Comment financer le CIF ?

Une fois l’accord de l’entreprise obtenu, il est temps de faire une demande de financement auprès des organismes paritaires agréés par l’État. Il s’agit principalement des FONGECIF (Fonds de gestion du CIF, présents dans chaque région). Cependant, dans quelques secteurs professionnels (spectacle, agriculture, économie sociale…), ce sont les OPCA (organismes paritaires collecteurs agréés) de branche qui sont chargés du financement du CIF. Tout salarié qui veut recourir au congé individuel de formation doit s’adresser, pour bénéficier d’une prise en charge financière, à l’organisme auprès duquel l’entreprise verse sa contribution. Chaque organisme définit ses propres règles de procédure de demande de financement et de prise en charge du CIF : le salarié a donc intérêt à s’adresser le plus tôt possible au FONGECIF ou à l’OPCA pour disposer des renseignements nécessaires à la constitution de son dossier.

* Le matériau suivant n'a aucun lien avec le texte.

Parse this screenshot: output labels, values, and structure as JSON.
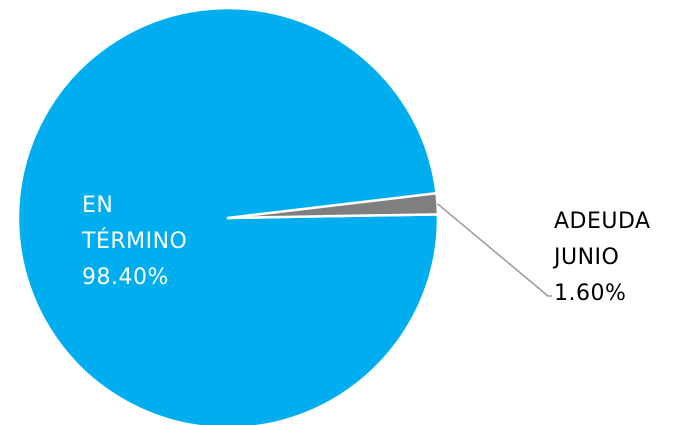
{
  "chart_data": {
    "type": "pie",
    "slices": [
      {
        "label_lines": [
          "EN",
          "TÉRMINO"
        ],
        "value": 98.4,
        "value_label": "98.40%",
        "color": "#00aeef",
        "label_color": "#ffffff"
      },
      {
        "label_lines": [
          "ADEUDA",
          "JUNIO"
        ],
        "value": 1.6,
        "value_label": "1.60%",
        "color": "#7f7f7f",
        "label_color": "#000000"
      }
    ],
    "legend": "none"
  }
}
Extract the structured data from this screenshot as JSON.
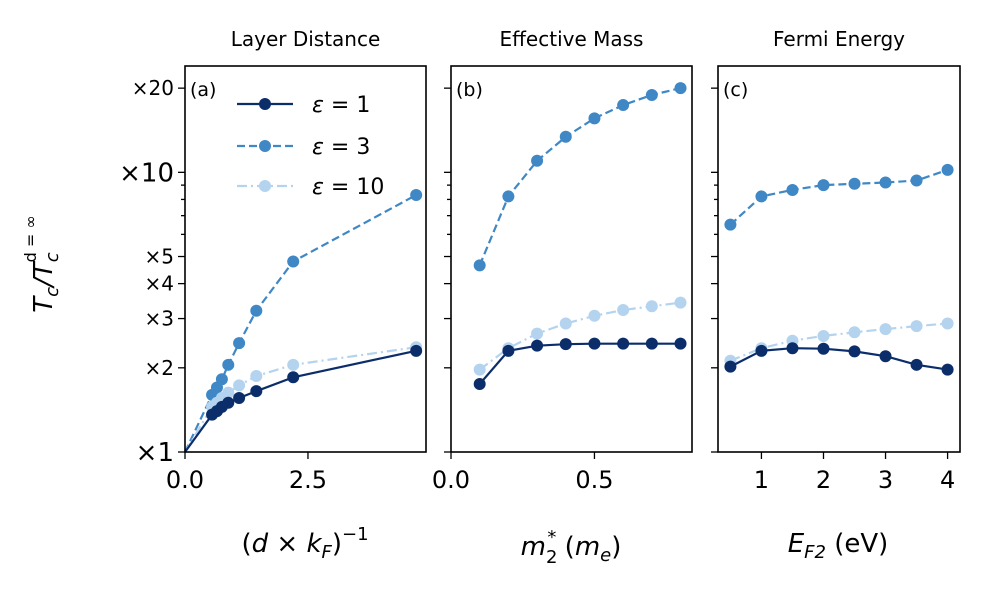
{
  "chart_data": {
    "type": "line",
    "ylabel": "T_c/T_c^{d=∞}",
    "ylabel_parts": {
      "base": "T",
      "sub1": "c",
      "sep": "/T",
      "sub2": "c",
      "sup2": "d = ∞"
    },
    "yscale": "log",
    "ylim": [
      1,
      24
    ],
    "yticks": [
      {
        "value": 1,
        "label": "×1",
        "major": true
      },
      {
        "value": 2,
        "label": "×2",
        "major": false
      },
      {
        "value": 3,
        "label": "×3",
        "major": false
      },
      {
        "value": 4,
        "label": "×4",
        "major": false
      },
      {
        "value": 5,
        "label": "×5",
        "major": false
      },
      {
        "value": 10,
        "label": "×10",
        "major": true
      },
      {
        "value": 20,
        "label": "×20",
        "major": false
      }
    ],
    "minor_ticks": [
      6,
      7,
      8,
      9
    ],
    "colors": {
      "eps1": "#0b2e6b",
      "eps3": "#3f88c5",
      "eps10": "#b4d3ee"
    },
    "legend": [
      {
        "name": "ε = 1",
        "style": "solid",
        "color": "#0b2e6b"
      },
      {
        "name": "ε = 3",
        "style": "dashed",
        "color": "#3f88c5"
      },
      {
        "name": "ε = 10",
        "style": "dashdot",
        "color": "#b4d3ee"
      }
    ],
    "panels": [
      {
        "label": "(a)",
        "title": "Layer Distance",
        "xlabel": "(d × k_F)^{-1}",
        "xlabel_parts": {
          "pre": "(",
          "d": "d",
          "times": " × ",
          "k": "k",
          "sub": "F",
          "post": ")",
          "sup": "−1"
        },
        "xlim": [
          0,
          4.9
        ],
        "xticks": [
          {
            "value": 0,
            "label": "0.0"
          },
          {
            "value": 2.5,
            "label": "2.5"
          }
        ],
        "show_yticklabels": true,
        "series": [
          {
            "name": "ε = 1",
            "x": [
              0,
              0.55,
              0.65,
              0.75,
              0.88,
              1.1,
              1.45,
              2.2,
              4.7
            ],
            "y": [
              1,
              1.36,
              1.4,
              1.45,
              1.5,
              1.56,
              1.65,
              1.85,
              2.3
            ]
          },
          {
            "name": "ε = 3",
            "x": [
              0,
              0.55,
              0.65,
              0.75,
              0.88,
              1.1,
              1.45,
              2.2,
              4.7
            ],
            "y": [
              1,
              1.6,
              1.7,
              1.82,
              2.05,
              2.45,
              3.2,
              4.8,
              8.3
            ]
          },
          {
            "name": "ε = 10",
            "x": [
              0,
              0.55,
              0.65,
              0.75,
              0.88,
              1.1,
              1.45,
              2.2,
              4.7
            ],
            "y": [
              1,
              1.45,
              1.5,
              1.56,
              1.63,
              1.73,
              1.87,
              2.05,
              2.37
            ]
          }
        ]
      },
      {
        "label": "(b)",
        "title": "Effective Mass",
        "xlabel": "m_2^* (m_e)",
        "xlabel_parts": {
          "m": "m",
          "sub": "2",
          "sup": "*",
          "mid": " (",
          "me": "m",
          "mesub": "e",
          "close": ")"
        },
        "xlim": [
          0,
          0.84
        ],
        "xticks": [
          {
            "value": 0,
            "label": "0.0"
          },
          {
            "value": 0.5,
            "label": "0.5"
          }
        ],
        "show_yticklabels": false,
        "series": [
          {
            "name": "ε = 1",
            "x": [
              0.1,
              0.2,
              0.3,
              0.4,
              0.5,
              0.6,
              0.7,
              0.8
            ],
            "y": [
              1.75,
              2.3,
              2.4,
              2.43,
              2.44,
              2.44,
              2.44,
              2.44
            ]
          },
          {
            "name": "ε = 3",
            "x": [
              0.1,
              0.2,
              0.3,
              0.4,
              0.5,
              0.6,
              0.7,
              0.8
            ],
            "y": [
              4.65,
              8.2,
              11.0,
              13.4,
              15.6,
              17.4,
              18.9,
              20.0
            ]
          },
          {
            "name": "ε = 10",
            "x": [
              0.1,
              0.2,
              0.3,
              0.4,
              0.5,
              0.6,
              0.7,
              0.8
            ],
            "y": [
              1.97,
              2.35,
              2.65,
              2.88,
              3.07,
              3.22,
              3.32,
              3.42
            ]
          }
        ]
      },
      {
        "label": "(c)",
        "title": "Fermi Energy",
        "xlabel": "E_F2 (eV)",
        "xlabel_parts": {
          "e": "E",
          "sub": "F2",
          "post": " (eV)"
        },
        "xlim": [
          0.3,
          4.2
        ],
        "xticks": [
          {
            "value": 1,
            "label": "1"
          },
          {
            "value": 2,
            "label": "2"
          },
          {
            "value": 3,
            "label": "3"
          },
          {
            "value": 4,
            "label": "4"
          }
        ],
        "show_yticklabels": false,
        "series": [
          {
            "name": "ε = 1",
            "x": [
              0.5,
              1,
              1.5,
              2,
              2.5,
              3,
              3.5,
              4
            ],
            "y": [
              2.02,
              2.3,
              2.35,
              2.34,
              2.29,
              2.2,
              2.05,
              1.97
            ]
          },
          {
            "name": "ε = 3",
            "x": [
              0.5,
              1,
              1.5,
              2,
              2.5,
              3,
              3.5,
              4
            ],
            "y": [
              6.5,
              8.2,
              8.65,
              9.0,
              9.1,
              9.2,
              9.35,
              10.2
            ]
          },
          {
            "name": "ε = 10",
            "x": [
              0.5,
              1,
              1.5,
              2,
              2.5,
              3,
              3.5,
              4
            ],
            "y": [
              2.12,
              2.35,
              2.5,
              2.6,
              2.68,
              2.75,
              2.82,
              2.88
            ]
          }
        ]
      }
    ]
  }
}
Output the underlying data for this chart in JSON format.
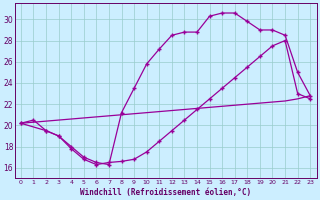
{
  "xlabel": "Windchill (Refroidissement éolien,°C)",
  "bg_color": "#cceeff",
  "line_color": "#990099",
  "grid_color": "#99cccc",
  "axis_color": "#660066",
  "text_color": "#660066",
  "xlim": [
    -0.5,
    23.5
  ],
  "ylim": [
    15.0,
    31.5
  ],
  "xticks": [
    0,
    1,
    2,
    3,
    4,
    5,
    6,
    7,
    8,
    9,
    10,
    11,
    12,
    13,
    14,
    15,
    16,
    17,
    18,
    19,
    20,
    21,
    22,
    23
  ],
  "yticks": [
    16,
    18,
    20,
    22,
    24,
    26,
    28,
    30
  ],
  "line1_x": [
    0,
    1,
    2,
    3,
    4,
    5,
    6,
    7,
    8,
    9,
    10,
    11,
    12,
    13,
    14,
    15,
    16,
    17,
    18,
    19,
    20,
    21,
    22,
    23
  ],
  "line1_y": [
    20.2,
    20.5,
    19.5,
    19.0,
    17.8,
    16.8,
    16.3,
    16.5,
    16.6,
    16.8,
    17.5,
    18.5,
    19.5,
    20.5,
    21.5,
    22.5,
    23.5,
    24.5,
    25.5,
    26.5,
    27.5,
    28.0,
    23.0,
    22.5
  ],
  "line2_x": [
    0,
    2,
    3,
    4,
    5,
    6,
    7,
    8,
    9,
    10,
    11,
    12,
    13,
    14,
    15,
    16,
    17,
    18,
    19,
    20,
    21,
    22,
    23
  ],
  "line2_y": [
    20.2,
    19.5,
    19.0,
    18.0,
    17.0,
    16.5,
    16.3,
    21.2,
    23.5,
    25.8,
    27.2,
    28.5,
    28.8,
    28.8,
    30.3,
    30.6,
    30.6,
    29.8,
    29.0,
    29.0,
    28.5,
    25.0,
    22.8
  ],
  "line3_x": [
    0,
    1,
    2,
    3,
    4,
    5,
    6,
    7,
    8,
    9,
    10,
    11,
    12,
    13,
    14,
    15,
    16,
    17,
    18,
    19,
    20,
    21,
    22,
    23
  ],
  "line3_y": [
    20.2,
    20.3,
    20.4,
    20.5,
    20.6,
    20.7,
    20.8,
    20.9,
    21.0,
    21.1,
    21.2,
    21.3,
    21.4,
    21.5,
    21.6,
    21.7,
    21.8,
    21.9,
    22.0,
    22.1,
    22.2,
    22.3,
    22.5,
    22.8
  ]
}
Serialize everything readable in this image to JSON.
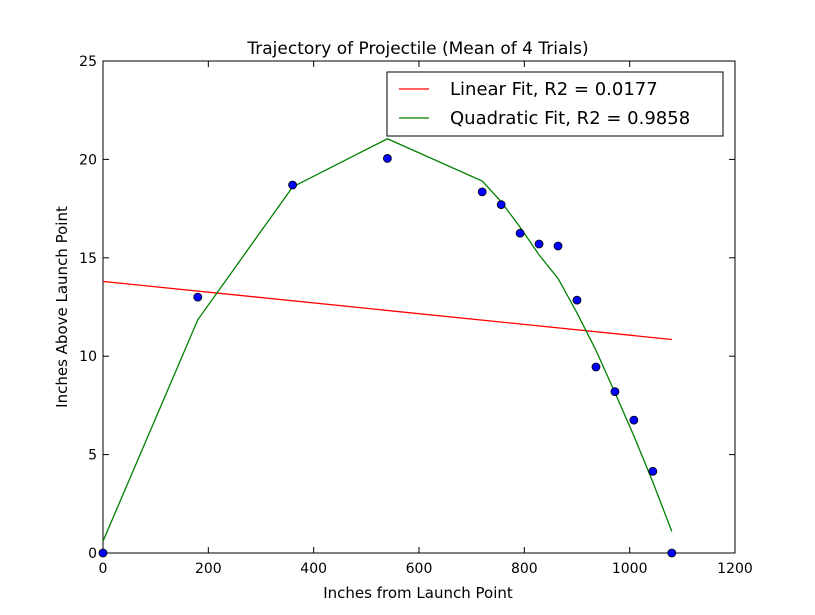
{
  "chart_data": {
    "type": "scatter",
    "title": "Trajectory of Projectile (Mean of 4 Trials)",
    "xlabel": "Inches from Launch Point",
    "ylabel": "Inches Above Launch Point",
    "xlim": [
      0,
      1200
    ],
    "ylim": [
      0,
      25
    ],
    "xticks": [
      0,
      200,
      400,
      600,
      800,
      1000,
      1200
    ],
    "yticks": [
      0,
      5,
      10,
      15,
      20,
      25
    ],
    "grid": false,
    "legend_position": "top-right",
    "series": [
      {
        "kind": "points",
        "color": "#0000ff",
        "x": [
          0,
          180,
          360,
          540,
          720,
          756,
          792,
          828,
          864,
          900,
          936,
          972,
          1008,
          1044,
          1080
        ],
        "y": [
          0,
          13.0,
          18.7,
          20.05,
          18.35,
          17.7,
          16.25,
          15.7,
          15.6,
          12.85,
          9.45,
          8.2,
          6.75,
          4.15,
          0
        ]
      },
      {
        "name": "Linear Fit, R2 = 0.0177",
        "kind": "line",
        "color": "#ff0000",
        "x": [
          0,
          1080
        ],
        "y": [
          13.8,
          10.85
        ]
      },
      {
        "name": "Quadratic Fit, R2 = 0.9858",
        "kind": "line",
        "color": "#008000",
        "x": [
          0,
          180,
          360,
          540,
          720,
          756,
          792,
          828,
          864,
          900,
          936,
          972,
          1008,
          1044,
          1080
        ],
        "y": [
          0.6,
          11.85,
          18.6,
          21.05,
          18.9,
          17.85,
          16.55,
          15.15,
          13.95,
          12.2,
          10.3,
          8.15,
          5.95,
          3.6,
          1.1
        ]
      }
    ]
  }
}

Le FONGECIF ou l’OPCA sont susceptibles de prendre en charge la rémunération, celle-ci n’est acquise par le salarié que lorsqu’il a obtenu l’accord de l’organisme paritaire agréé à cette fin. Selon les cas, celui-ci prend en charge 80 % ou 90 % de la rémunération habituelle du salarié, sauf si celle-ci est inférieure à deux fois le SMIC. La prise en charge du salaire est alors totale. Concrètement, c’est l’employeur qui verse la rémunération et se fait rembourser par l’organisme agréé. Selon les cas, ces organismes peuvent également prendre en compte le coût de la formation, les frais de transport ou les frais d’hébergement.

 

Quelles démarches en cas de refus ?

En cas de refus de l’entreprise ou  de l’organisme paritaire agréé, il est possible de formuler une nouvelle demande l’année suivante. Toutefois, afin de ne pas reproduire les mêmes erreurs, une analyse du refus doit être envisagée, une prise de contact avec des conseillers est même conseillée.

 

Quel statut pour le salarié bénéficiant du CIF ?

Le bénéficiaire du CIF reste salarié de son entreprise durant toute la durée de la formation. Ainsi, le temps passé en formation est pris en compte pour le calcul des droits aux congés payés. Il en va de même à l’égard des droits auxquels le salarié peut prétendre du fait de son ancienneté dans l’entreprise : par exemple les primes (13e mois, vacances, bilan ou gratifications) liées à l’ancienneté dans l’emploi. Le salarié en congé de formation conserve le droit d’exercer des mandats de représentant du personnel ou de délégué syndical. Il reste également électeur et éligible aux élections professionnelles. À son retour, l’employeur doit le réintégrer dans son emploi antérieur mais n’est pas tenu de proposer un autre emploi prenant en compte la qualification acquise pendant la formation.